Stress and Compassion Fatigue of Nurses on an International Service Trip: A Mixed-Methods Study

Saturday, 21 July 2018

Caroline Warren, BSN, RN, CHES
Department of Emergency Medicine, Johns Hopkins Hospital, Baltimore, MD, USA
Diana Lyn Baptiste, DNP, MSN, RN
Department of Acute and Chronic Care, Johns Hopkins University School of Nursing, Baltimore, MD, USA
Rebecca Wright, PhD, BSc (Hons), RN
Community and Public Health, Johns Hopkins School of Nursing, Baltimore,, MD, USA

Purpose: Nurses throughout the world are at risk for developing compassion fatigue from their frequent exposure to persistently difficult situations in patient-care settings. Even in the developed world’s hospital clinical settings with every available resource, the nursing staff cares for patients in high stress circumstances that can result in a despondent nurse who suffers from emotional and somatic symptoms including fatigue, resentment, and anxiety. There is limited research about USA nurses’ experiences working in lower middle income countries and the impact it may have on stress and compassion fatigue.

The phenomenon of compassion fatigue results from the repeated stress of a clinical setting and can have physical, emotional, and spiritual impact on nurses. Nurses often experience compassion fatigue while working with high risk populations in emergency, trauma, and critical care areas. Previous studies have reported that compassion fatigue and increased stress among nurses can lead to burnout, and negative outcomes for patients. The aim of this research is to establish a baseline stress, compassion satisfaction, burnout, and secondary trauma stress for a group of USA hospital-based nurses; and analyze their perceptions after exposure during a short-term peacetime international service experience in rural Nicaragua.
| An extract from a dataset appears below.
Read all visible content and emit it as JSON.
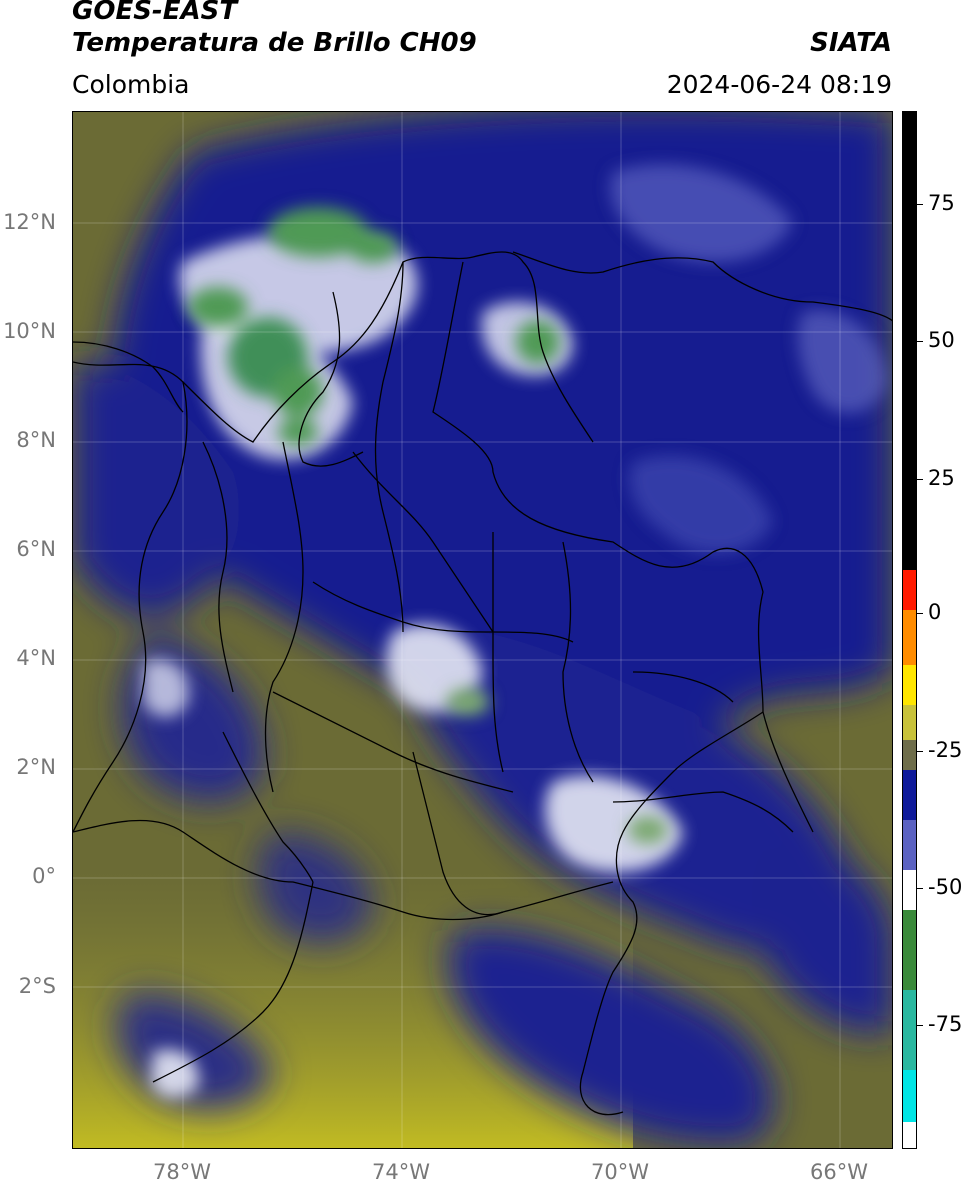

Methods: A descriptive, mixed methods study was conducted with a small group of nurses who were employed in the adult emergency department at a level-one urban academic medical center in the Northeastern region of the United States. We employed two valid instruments, the Holmes-Rahe Life Inventory prior to departure and the Professional Quality-of-Life Scale (ProQOL) before and after volunteering for a Non-Governmental Organization (NGO) in rural Nicaragua. A paired t-test was performed to determine differences between pre and post ProQOL scores. Holmes-Rahe Life Inventory scores were examined, reporting low, moderate, or high scores. A short open-ended qualitative questionnaire was used to examine nurses’ perceptions of their experience during the one-year follow-up, utilizing thematic analysis.
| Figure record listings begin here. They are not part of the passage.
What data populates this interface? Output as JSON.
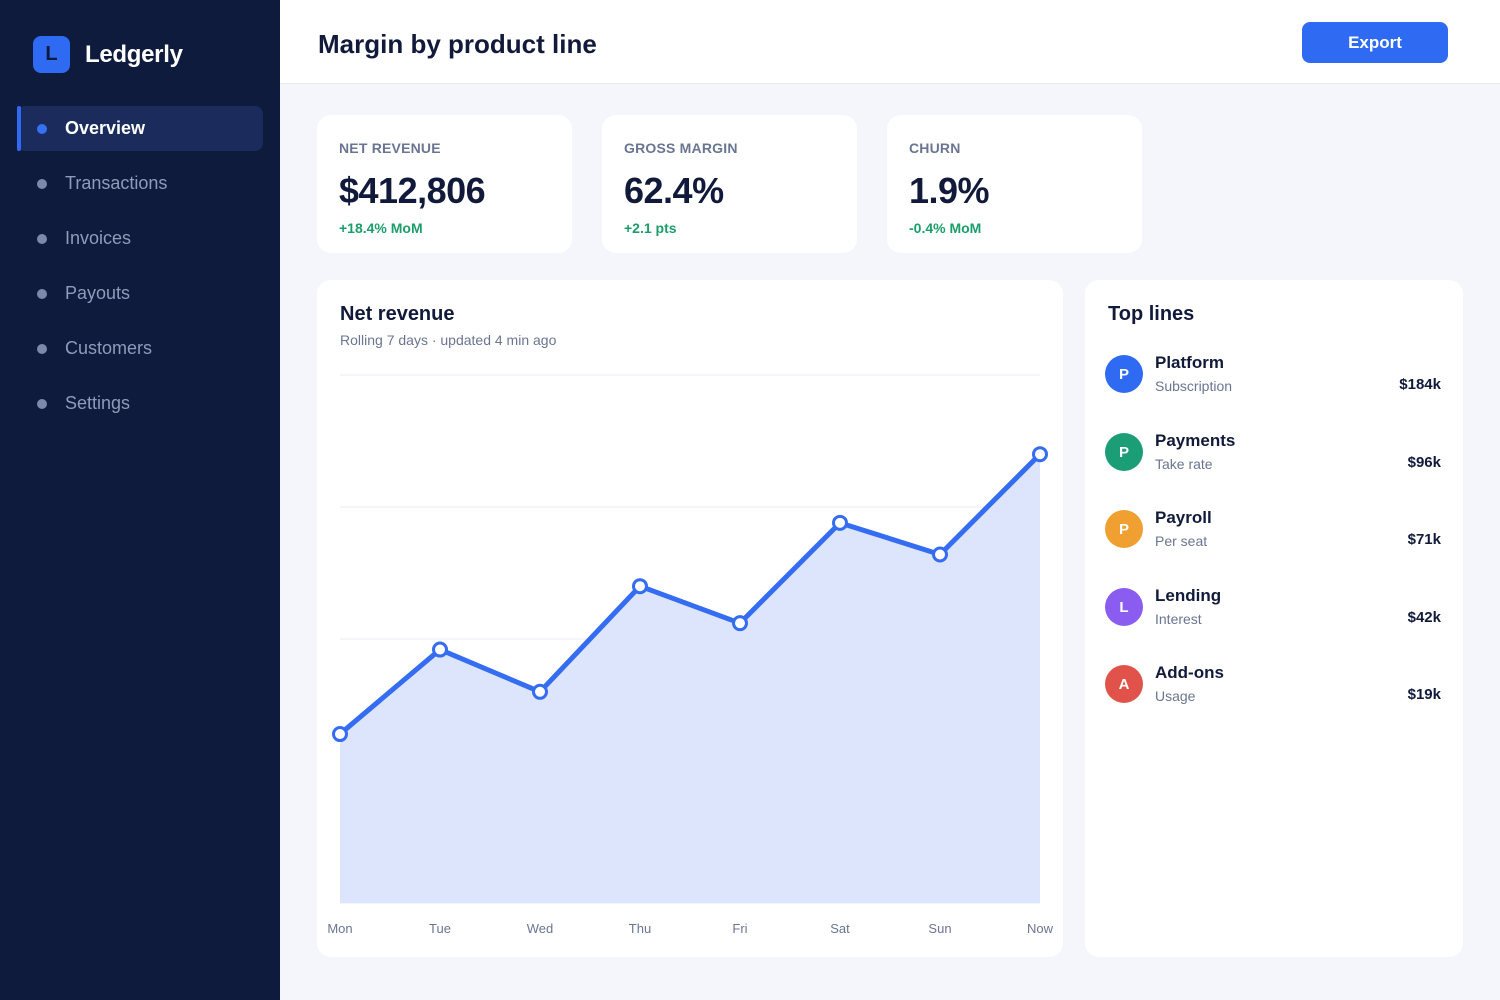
{
  "brand": {
    "logo_letter": "L",
    "name": "Ledgerly"
  },
  "sidebar": {
    "items": [
      {
        "label": "Overview",
        "active": true
      },
      {
        "label": "Transactions",
        "active": false
      },
      {
        "label": "Invoices",
        "active": false
      },
      {
        "label": "Payouts",
        "active": false
      },
      {
        "label": "Customers",
        "active": false
      },
      {
        "label": "Settings",
        "active": false
      }
    ]
  },
  "header": {
    "title": "Margin by product line",
    "export_label": "Export"
  },
  "kpis": [
    {
      "label": "NET REVENUE",
      "value": "$412,806",
      "delta": "+18.4% MoM"
    },
    {
      "label": "GROSS MARGIN",
      "value": "62.4%",
      "delta": "+2.1 pts"
    },
    {
      "label": "CHURN",
      "value": "1.9%",
      "delta": "-0.4% MoM"
    }
  ],
  "chart": {
    "title": "Net revenue",
    "subtitle": "Rolling 7 days · updated 4 min ago"
  },
  "chart_data": {
    "type": "area",
    "categories": [
      "Mon",
      "Tue",
      "Wed",
      "Thu",
      "Fri",
      "Sat",
      "Sun",
      "Now"
    ],
    "values": [
      32,
      48,
      40,
      60,
      53,
      72,
      66,
      85
    ],
    "ylim": [
      0,
      100
    ],
    "grid": true,
    "line_color": "#346cf2",
    "fill_color": "#dde5fc"
  },
  "top_lines": {
    "title": "Top lines",
    "items": [
      {
        "initial": "P",
        "name": "Platform",
        "sub": "Subscription",
        "value": "$184k",
        "color": "#2f6bf2"
      },
      {
        "initial": "P",
        "name": "Payments",
        "sub": "Take rate",
        "value": "$96k",
        "color": "#1b9e75"
      },
      {
        "initial": "P",
        "name": "Payroll",
        "sub": "Per seat",
        "value": "$71k",
        "color": "#f0a030"
      },
      {
        "initial": "L",
        "name": "Lending",
        "sub": "Interest",
        "value": "$42k",
        "color": "#8b5cf0"
      },
      {
        "initial": "A",
        "name": "Add-ons",
        "sub": "Usage",
        "value": "$19k",
        "color": "#e0524a"
      }
    ]
  }
}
Results: Demographics for the (N=7) nurses was collected through surveys. Of the seven nurses, five actively worked in an emergency department, one in intensive care and one on a general medical floor. Education levels among nurses ranged from bachelor’s to master’s degree levels; five nurses having less than 5 years and two with more than 10 years of clinical nursing experience. The group consisted on one male and six females ranging from 18 to 54 years of age. The majority of participants (86%) had never traveled to a lower middle income country, nor have they ever participated in an international service experience.

Holmes-Rahe Life Inventory scores (N=7) were highest among two nurses who reported difficult events such as a death of a close family member, change in responsibilities at work, or changing their line of work within the previous year. Lower Holmes-Rahe Life Inventory scores (<150) among three nurses were attributed to life events related to changing to a new school, change in living conditions, a major change in social habits, or changing their dressing or eating habits within the last year. Moderate scores (150-300) among four nurses reflect a 50% chance of health breakdown. None of the participants achieved higher scores (>300) which reflect higher levels of stress and an 80% chance of health breakdown.

ProQol scores were analyzed for (N=6) nurses who responded at the baseline and follow-up period. There was no significant difference in the pre and post mean scores within the three categories of compassion satisfaction, burnout, and secondary trauma stress.

We used simple qualitative questions to explore the nurses’ reflections about the international service trip and perceptions about how their role may have changed after the experience. Six nurses provided qualitative responses one year after the trip. We identified several themes that emerged from the evaluation. When asked about their reflections for the trip, nurses responses were thematically focused on 1) learning about new culture, 2) they found the experience enjoyable or fulfilling and, 3) concerns about making a sustainable difference among the population. When asked about how the international service trip impacted their current job or role, the following themes emerged: 1) increased consciousness or knowledge about vulnerable populations and, 2) improved sense of cultural competence

Conclusion: Our data suggests that nurses who travel to lower middle income countries may already have a moderate level of stress and varied interpretation of perceived quality of life. Nurses traveling to lower middle income countries for medical missions, service trips, and working with NGOs to must consider how compassion fatigue and levels of stress can have an impact on their current nursing practice within their clinical settings and when they are volunteering abroad. All nurses should be provided the opportunity to reflect on their own stress levels and perceived quality-of-life prior to departure. Further investigation is necessary to explore correlations between the Holmes-Rahe Life Inventory and ProQOL scores.